Luckily, we've got some tips to help you master your pizza game once and for all.

  1. Be patient. It's not always easy, because you. want. pizza. NOW! But pizza dough gets kind of...shy. The more attention you give it, the more it wants to shrink back and hide. So if your dough is hard to stretch, put it on the counter, cover it with a towel so it doesn't dry out, and walk away for ten to fifteen minutes. We bet it'll be better when you get back.
  2. It's all about gravity. Instead of pulling on the dough, which is going to make it want to shrink back, let the dough stretch itself. Grasp the dough with both hands at 10:00 and 2:00. Let the dough hang down so that its own weight stretches the circle. Slowly move the dough in a circle, keeping your hands in the same position, so that it stretches in an even circle.
  3. Palms down! Our fingers are usually our best tools, but when it comes to pizza down, you'll get better results using the back of your hands. Use your fingers at the beginning (see Step 2! ^), but once it starts to become thinner, flip your hands over and let the pizza drape along your knuckles. Check out this guy's form:
    stretching pizza dough
  4. Perfect does not = circle. Sometimes pizzas are circles; sometimes they are not.

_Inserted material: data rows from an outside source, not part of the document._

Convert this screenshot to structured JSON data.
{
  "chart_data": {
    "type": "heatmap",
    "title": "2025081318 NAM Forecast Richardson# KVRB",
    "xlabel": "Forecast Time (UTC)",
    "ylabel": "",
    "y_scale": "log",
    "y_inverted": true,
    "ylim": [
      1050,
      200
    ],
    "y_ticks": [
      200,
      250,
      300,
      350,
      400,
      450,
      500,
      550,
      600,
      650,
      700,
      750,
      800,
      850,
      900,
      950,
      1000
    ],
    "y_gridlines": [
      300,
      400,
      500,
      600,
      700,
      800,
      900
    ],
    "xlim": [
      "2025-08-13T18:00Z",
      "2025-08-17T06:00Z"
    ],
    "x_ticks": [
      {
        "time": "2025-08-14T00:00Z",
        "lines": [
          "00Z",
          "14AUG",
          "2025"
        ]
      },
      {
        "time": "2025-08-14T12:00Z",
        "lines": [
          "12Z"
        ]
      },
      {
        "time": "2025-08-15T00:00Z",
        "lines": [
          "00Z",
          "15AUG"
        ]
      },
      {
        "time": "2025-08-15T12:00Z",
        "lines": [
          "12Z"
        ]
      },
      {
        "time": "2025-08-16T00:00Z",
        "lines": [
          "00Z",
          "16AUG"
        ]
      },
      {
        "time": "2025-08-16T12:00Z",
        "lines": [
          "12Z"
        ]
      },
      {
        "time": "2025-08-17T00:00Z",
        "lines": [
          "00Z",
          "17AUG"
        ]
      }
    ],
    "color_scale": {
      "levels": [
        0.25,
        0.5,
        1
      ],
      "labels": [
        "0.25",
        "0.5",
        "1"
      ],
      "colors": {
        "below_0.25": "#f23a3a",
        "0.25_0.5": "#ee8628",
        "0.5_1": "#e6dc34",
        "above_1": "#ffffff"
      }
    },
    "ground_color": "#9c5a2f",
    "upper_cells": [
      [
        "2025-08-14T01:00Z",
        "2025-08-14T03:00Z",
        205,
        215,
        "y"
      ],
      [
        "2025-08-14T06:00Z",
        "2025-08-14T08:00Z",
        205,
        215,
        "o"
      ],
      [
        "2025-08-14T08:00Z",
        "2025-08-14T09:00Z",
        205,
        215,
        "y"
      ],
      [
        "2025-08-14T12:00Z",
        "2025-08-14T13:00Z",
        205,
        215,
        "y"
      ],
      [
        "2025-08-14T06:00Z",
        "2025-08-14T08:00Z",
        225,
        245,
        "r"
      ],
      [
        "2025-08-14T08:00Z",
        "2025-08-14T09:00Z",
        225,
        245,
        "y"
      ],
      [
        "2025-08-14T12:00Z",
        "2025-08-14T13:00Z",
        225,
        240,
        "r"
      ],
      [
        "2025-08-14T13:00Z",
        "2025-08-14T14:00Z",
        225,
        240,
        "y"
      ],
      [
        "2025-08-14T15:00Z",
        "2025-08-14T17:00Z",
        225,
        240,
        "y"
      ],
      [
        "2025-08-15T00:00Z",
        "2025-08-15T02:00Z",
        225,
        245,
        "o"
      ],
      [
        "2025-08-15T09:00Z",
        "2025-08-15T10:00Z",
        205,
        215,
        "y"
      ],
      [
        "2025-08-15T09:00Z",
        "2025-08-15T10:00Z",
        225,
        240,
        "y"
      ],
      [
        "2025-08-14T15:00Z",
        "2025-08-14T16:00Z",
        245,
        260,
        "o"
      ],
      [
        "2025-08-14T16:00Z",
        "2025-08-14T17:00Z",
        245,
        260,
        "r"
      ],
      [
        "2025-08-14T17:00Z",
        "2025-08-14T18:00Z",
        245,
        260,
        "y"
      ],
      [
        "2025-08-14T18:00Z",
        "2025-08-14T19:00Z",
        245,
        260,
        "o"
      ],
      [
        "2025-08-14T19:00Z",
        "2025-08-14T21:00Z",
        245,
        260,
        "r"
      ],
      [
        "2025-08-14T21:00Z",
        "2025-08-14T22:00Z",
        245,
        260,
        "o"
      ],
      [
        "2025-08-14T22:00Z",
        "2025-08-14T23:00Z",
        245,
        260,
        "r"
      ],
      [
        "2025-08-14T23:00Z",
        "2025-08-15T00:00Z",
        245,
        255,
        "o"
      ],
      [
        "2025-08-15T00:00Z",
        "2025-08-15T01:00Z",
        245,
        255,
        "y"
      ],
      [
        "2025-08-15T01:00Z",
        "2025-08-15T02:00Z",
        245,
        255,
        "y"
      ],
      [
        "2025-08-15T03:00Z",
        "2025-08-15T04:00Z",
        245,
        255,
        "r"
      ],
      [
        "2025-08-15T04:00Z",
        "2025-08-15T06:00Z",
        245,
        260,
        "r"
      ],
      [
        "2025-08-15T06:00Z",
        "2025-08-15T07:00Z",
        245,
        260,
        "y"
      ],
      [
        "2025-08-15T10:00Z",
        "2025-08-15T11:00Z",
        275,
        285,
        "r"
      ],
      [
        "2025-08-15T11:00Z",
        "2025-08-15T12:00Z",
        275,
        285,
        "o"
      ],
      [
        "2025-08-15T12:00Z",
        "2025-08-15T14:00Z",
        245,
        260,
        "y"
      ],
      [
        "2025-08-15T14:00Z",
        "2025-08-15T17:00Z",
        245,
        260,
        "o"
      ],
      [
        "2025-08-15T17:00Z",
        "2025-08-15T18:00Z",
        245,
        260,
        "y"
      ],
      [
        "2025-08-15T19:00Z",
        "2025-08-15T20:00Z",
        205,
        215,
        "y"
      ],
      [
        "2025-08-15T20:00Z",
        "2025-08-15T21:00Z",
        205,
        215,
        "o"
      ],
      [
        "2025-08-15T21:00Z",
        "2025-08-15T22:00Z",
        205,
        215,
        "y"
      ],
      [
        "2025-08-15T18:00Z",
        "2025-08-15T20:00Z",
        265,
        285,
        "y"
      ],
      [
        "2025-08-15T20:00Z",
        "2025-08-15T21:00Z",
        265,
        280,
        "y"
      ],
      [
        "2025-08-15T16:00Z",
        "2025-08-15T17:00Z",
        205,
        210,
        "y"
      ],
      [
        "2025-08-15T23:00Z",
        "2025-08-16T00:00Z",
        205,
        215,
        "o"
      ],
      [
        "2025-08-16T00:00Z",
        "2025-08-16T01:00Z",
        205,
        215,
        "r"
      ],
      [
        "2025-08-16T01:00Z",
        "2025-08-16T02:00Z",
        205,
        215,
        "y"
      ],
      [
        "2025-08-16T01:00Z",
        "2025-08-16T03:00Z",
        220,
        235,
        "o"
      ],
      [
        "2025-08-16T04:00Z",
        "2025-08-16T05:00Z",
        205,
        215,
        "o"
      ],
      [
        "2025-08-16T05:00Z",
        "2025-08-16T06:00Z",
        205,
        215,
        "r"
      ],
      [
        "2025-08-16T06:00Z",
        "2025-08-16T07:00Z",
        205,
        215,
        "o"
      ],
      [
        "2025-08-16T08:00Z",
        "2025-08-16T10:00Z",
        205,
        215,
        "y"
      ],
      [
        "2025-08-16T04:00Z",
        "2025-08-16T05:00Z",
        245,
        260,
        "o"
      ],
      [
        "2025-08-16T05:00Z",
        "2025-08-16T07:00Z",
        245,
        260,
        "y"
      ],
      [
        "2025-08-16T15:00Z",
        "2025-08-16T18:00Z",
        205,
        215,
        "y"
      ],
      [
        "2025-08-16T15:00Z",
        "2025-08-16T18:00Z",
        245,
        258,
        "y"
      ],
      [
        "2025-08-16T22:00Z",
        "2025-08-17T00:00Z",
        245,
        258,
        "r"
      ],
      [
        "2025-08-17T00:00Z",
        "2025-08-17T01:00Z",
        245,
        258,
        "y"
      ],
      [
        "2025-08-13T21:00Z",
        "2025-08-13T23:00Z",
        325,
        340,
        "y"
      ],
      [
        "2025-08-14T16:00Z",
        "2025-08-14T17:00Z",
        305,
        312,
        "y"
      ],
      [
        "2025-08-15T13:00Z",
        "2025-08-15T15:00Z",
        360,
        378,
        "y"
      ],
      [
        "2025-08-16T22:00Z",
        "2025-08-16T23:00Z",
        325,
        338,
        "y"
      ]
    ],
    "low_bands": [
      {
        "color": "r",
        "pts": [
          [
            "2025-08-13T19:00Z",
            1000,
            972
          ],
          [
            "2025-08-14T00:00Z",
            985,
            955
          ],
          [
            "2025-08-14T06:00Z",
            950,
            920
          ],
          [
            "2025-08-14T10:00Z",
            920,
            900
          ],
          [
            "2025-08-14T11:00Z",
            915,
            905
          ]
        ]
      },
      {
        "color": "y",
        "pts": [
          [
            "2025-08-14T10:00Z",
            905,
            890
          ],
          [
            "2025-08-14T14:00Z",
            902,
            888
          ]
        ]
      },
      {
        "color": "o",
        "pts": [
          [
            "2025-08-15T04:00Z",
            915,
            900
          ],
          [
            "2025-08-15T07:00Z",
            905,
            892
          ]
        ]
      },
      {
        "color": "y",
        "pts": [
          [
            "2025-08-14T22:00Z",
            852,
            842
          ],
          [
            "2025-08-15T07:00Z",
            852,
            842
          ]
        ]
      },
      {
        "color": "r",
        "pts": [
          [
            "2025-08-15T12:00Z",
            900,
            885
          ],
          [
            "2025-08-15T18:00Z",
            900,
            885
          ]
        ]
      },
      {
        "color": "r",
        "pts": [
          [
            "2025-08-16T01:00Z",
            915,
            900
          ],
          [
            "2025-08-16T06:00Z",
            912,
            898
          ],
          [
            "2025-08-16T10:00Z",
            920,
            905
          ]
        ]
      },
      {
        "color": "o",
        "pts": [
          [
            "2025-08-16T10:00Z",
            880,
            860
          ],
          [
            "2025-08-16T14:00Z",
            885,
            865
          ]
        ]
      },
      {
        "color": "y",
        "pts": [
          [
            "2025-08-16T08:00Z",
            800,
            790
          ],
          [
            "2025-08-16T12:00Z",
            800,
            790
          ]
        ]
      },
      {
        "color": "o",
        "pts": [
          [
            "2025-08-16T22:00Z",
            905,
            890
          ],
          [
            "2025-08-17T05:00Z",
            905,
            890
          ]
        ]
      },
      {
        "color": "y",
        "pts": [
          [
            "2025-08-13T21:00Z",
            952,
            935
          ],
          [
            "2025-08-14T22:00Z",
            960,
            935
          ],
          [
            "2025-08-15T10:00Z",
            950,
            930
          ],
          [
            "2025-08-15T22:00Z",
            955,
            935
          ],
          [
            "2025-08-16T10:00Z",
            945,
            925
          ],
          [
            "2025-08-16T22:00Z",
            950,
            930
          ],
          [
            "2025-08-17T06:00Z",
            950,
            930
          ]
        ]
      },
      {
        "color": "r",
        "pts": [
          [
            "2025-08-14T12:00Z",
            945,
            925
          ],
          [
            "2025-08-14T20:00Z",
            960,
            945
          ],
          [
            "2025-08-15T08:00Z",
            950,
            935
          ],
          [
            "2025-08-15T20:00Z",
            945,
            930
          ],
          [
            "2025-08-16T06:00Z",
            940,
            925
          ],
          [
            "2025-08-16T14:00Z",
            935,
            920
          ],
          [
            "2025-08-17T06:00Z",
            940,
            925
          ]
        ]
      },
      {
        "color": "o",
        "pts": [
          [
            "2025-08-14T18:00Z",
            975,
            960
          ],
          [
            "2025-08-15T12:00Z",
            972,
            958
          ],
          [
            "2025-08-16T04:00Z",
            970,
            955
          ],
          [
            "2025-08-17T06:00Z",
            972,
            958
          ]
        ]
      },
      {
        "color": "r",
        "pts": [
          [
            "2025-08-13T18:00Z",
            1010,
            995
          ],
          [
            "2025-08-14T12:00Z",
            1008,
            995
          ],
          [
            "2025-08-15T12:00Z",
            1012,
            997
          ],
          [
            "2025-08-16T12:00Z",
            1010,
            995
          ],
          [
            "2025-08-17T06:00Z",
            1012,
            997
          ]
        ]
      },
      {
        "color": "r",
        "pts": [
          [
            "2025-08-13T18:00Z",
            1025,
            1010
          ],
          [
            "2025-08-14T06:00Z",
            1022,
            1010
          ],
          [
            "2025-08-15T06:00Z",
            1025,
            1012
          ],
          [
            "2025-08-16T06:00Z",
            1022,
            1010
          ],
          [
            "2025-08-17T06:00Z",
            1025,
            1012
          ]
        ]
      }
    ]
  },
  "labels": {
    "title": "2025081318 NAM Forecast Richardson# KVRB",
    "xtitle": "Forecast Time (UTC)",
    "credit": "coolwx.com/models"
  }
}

Don't get hung up on the shape of your pizza, because it will taste amazing whether it is a circle, a square, a rectangle, or a multi-sided blob with ten holes in it.
  5. Start adding toppings. If you feel like you've hit a dead end with your stretching, put your pizza on the baking sheet and start adding your toppings. Once you have some sauce and toppings, the pizza will stop shrinking so dramatically, and you'll probably even be able to stretch it again.
  6. Hot hot hot! Bake your pizza in a very hot oven, using a pizza stone if you have one. A pizza stone is a flat, stone surface that you can preheat in your oven as a hot place to cook your pizza. It replicates the super hot stone surface of professional pizza ovens. But you don't need one, and a hot oven (425 or even higher!) will cook your pizza quickly for a crispy crust.

Do you feel ready? Try our cute Mini Calzones or our favorite non-traditional pie, Prosciutto and Egg Pizza!

2 Comments

  1. rphurlbut@gmail.com

    Your pizza dough recipe said 1/4 cup olive as an ingredient. However, it never said to add the olive oil when it said to add flours to the yeast water. So I didn’t. I just lightly oiled another bowl. Then I watched your video and the Chef dumped in the whole quarter cup of olive oil. Why didn’t you say to add it before mixing. Or was it a mistake.

    • laura.monroe@culinary.edu

      Yes, sorry — a mistake! We’ve updated the recipe. Luckily, olive oil is not essential in the pizza dough, so hopefully your dough still turned out great!